Stability maintenance of gravity comparison sites (2017–2024): Environmental factors and data processing strategies

To ensure the sustained stability of absolute gravity benchmark points from 2017 to 2024, this work comprehensively examined observational records from superconducting gravimeters (SG) and absolute gravimeters, while quantitatively assessing environmental effects on gravitational acceleration. The annual fluctuation of the SG (iGrav-012k) scale factor reached up to 2.68 nm/s ² /V, with a weighted average of (–928.702 ± 0.003) nm/s ² /V (relative accuracy of 0.3‰), offering precise calibration parameters for long-term SG monitoring. By eliminating step discontinuities in SG data using FG5-X249 absolute gravimeter measurements, the residual fitting error decreased to 6.3 µGal. Additionally, SG drift was estimated as 1.0 µGal/year through international comparison datasets and FG5 measurements, considerably improving time series consistency. Further investigation indicated that SG residuals exhibited clear seasonal oscillations, mainly attributed to local hydrological processes and ground deformation near the benchmark sites.
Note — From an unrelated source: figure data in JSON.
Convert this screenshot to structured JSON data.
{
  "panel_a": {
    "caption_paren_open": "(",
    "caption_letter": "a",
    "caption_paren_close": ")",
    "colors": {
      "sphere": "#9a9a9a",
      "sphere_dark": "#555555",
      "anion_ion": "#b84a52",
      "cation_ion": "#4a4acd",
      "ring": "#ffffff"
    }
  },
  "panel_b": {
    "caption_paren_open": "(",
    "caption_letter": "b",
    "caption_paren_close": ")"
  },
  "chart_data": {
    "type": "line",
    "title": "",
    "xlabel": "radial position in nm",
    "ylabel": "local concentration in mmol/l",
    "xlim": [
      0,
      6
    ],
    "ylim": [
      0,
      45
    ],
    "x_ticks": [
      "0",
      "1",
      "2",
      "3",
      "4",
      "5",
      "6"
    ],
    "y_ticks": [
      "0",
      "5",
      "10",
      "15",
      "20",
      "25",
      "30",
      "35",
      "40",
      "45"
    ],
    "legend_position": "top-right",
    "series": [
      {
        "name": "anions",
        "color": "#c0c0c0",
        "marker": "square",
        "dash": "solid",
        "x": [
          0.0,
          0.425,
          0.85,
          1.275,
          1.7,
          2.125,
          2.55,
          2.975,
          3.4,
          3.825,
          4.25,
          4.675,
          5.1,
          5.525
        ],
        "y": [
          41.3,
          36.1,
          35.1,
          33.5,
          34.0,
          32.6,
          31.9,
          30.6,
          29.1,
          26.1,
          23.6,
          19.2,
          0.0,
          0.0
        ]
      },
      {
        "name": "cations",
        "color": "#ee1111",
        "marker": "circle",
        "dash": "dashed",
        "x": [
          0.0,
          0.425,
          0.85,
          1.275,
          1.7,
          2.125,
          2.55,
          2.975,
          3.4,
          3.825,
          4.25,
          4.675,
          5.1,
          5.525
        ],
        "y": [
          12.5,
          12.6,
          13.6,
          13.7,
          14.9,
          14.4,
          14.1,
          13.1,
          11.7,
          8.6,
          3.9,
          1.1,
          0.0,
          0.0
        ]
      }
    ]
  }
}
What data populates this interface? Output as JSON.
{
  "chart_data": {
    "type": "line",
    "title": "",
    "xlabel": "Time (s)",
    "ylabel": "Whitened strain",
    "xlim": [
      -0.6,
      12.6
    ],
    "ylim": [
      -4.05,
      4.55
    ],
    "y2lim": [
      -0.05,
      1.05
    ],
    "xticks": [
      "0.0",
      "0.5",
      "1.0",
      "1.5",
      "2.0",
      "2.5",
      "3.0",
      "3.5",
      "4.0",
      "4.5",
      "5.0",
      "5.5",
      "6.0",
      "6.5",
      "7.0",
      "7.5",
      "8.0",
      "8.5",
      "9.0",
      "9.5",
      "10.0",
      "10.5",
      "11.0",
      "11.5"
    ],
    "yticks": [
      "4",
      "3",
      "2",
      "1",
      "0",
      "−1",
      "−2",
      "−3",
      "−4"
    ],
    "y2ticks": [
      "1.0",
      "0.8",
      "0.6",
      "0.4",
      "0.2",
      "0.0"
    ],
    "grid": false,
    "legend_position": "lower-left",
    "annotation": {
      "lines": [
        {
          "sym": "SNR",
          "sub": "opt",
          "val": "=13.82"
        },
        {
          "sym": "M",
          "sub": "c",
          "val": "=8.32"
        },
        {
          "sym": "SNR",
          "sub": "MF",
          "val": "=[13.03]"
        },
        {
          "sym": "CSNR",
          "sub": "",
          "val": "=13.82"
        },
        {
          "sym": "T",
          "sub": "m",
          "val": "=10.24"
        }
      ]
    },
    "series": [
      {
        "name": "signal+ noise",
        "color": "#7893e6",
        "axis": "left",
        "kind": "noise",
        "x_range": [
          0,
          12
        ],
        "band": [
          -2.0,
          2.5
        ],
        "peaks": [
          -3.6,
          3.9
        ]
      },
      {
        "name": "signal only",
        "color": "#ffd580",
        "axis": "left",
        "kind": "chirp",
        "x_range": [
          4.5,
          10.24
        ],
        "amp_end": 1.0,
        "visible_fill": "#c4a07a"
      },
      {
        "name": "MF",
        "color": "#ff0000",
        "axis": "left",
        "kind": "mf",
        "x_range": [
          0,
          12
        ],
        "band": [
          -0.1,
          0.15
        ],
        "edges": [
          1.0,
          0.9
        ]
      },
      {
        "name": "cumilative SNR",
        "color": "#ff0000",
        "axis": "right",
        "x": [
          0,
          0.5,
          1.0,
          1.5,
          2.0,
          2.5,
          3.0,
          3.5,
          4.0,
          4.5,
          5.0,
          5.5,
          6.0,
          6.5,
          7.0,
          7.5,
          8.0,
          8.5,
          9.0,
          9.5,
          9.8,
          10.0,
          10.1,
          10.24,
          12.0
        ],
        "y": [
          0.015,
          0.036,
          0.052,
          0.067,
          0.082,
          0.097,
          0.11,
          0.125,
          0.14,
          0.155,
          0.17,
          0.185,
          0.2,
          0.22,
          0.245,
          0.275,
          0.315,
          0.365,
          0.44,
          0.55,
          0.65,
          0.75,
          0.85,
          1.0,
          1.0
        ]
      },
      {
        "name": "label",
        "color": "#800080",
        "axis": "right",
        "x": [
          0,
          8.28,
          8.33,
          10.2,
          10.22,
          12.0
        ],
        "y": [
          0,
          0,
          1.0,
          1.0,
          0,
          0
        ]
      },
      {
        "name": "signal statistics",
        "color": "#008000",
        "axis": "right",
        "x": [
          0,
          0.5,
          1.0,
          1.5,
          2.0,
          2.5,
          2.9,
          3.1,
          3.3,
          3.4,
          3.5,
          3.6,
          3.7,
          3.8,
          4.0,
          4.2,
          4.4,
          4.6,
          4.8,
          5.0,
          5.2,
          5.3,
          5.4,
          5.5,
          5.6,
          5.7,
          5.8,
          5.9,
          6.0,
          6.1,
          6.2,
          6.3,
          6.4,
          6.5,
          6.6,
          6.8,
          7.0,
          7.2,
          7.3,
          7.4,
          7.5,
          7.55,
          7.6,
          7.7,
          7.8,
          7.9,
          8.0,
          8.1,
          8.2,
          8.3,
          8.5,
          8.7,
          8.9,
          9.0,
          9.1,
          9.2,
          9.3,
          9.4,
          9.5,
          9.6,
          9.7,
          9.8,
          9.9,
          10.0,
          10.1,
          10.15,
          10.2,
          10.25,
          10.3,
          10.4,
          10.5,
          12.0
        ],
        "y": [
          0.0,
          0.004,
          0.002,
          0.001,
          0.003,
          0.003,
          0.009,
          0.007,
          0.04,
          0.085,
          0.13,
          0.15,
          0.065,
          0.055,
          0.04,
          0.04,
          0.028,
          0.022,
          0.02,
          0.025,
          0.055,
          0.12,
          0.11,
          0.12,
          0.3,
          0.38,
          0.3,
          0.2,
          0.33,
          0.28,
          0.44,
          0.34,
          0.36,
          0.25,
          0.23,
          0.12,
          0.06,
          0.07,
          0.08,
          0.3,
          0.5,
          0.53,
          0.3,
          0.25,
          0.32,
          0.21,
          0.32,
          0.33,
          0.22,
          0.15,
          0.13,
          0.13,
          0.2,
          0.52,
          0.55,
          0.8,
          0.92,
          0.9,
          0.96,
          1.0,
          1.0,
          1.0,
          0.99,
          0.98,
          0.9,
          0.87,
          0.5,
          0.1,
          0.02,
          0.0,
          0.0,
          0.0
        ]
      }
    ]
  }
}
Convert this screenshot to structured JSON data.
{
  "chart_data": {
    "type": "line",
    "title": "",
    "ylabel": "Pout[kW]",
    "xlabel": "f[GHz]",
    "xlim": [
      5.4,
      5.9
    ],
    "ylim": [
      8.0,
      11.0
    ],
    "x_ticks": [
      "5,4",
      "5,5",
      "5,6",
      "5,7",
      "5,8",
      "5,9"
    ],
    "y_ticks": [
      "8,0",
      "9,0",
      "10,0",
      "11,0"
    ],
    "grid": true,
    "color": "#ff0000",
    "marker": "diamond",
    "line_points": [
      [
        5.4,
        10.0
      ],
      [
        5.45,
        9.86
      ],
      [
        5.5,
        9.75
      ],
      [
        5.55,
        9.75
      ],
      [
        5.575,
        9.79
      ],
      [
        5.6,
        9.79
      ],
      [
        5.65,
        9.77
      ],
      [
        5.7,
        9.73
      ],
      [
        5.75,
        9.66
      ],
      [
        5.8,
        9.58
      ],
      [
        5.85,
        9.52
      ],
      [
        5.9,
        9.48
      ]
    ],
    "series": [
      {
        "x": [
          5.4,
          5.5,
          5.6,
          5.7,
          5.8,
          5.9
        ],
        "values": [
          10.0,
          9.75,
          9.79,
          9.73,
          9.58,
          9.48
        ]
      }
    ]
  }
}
By integrating groundwater level, rainfall, and deformation monitoring data, and applying a neural network model to separate hydrological load components, the peak-to-peak residual amplitude was reduced from 15 µGal to 7 µGal. Quantitative analysis revealed that hydrological effects contributed roughly 10 µGal to the seasonal variation, whereas surface deformation exerted only a minor impact (< 2 µGal). The findings confirm that careful data correction and isolation of environmental effects are effective in sustaining the long-term stability of gravity benchmarks. The developed workflow provides a reproducible framework for high-precision gravity site maintenance and supports future dynamic monitoring of regional environmental load responses.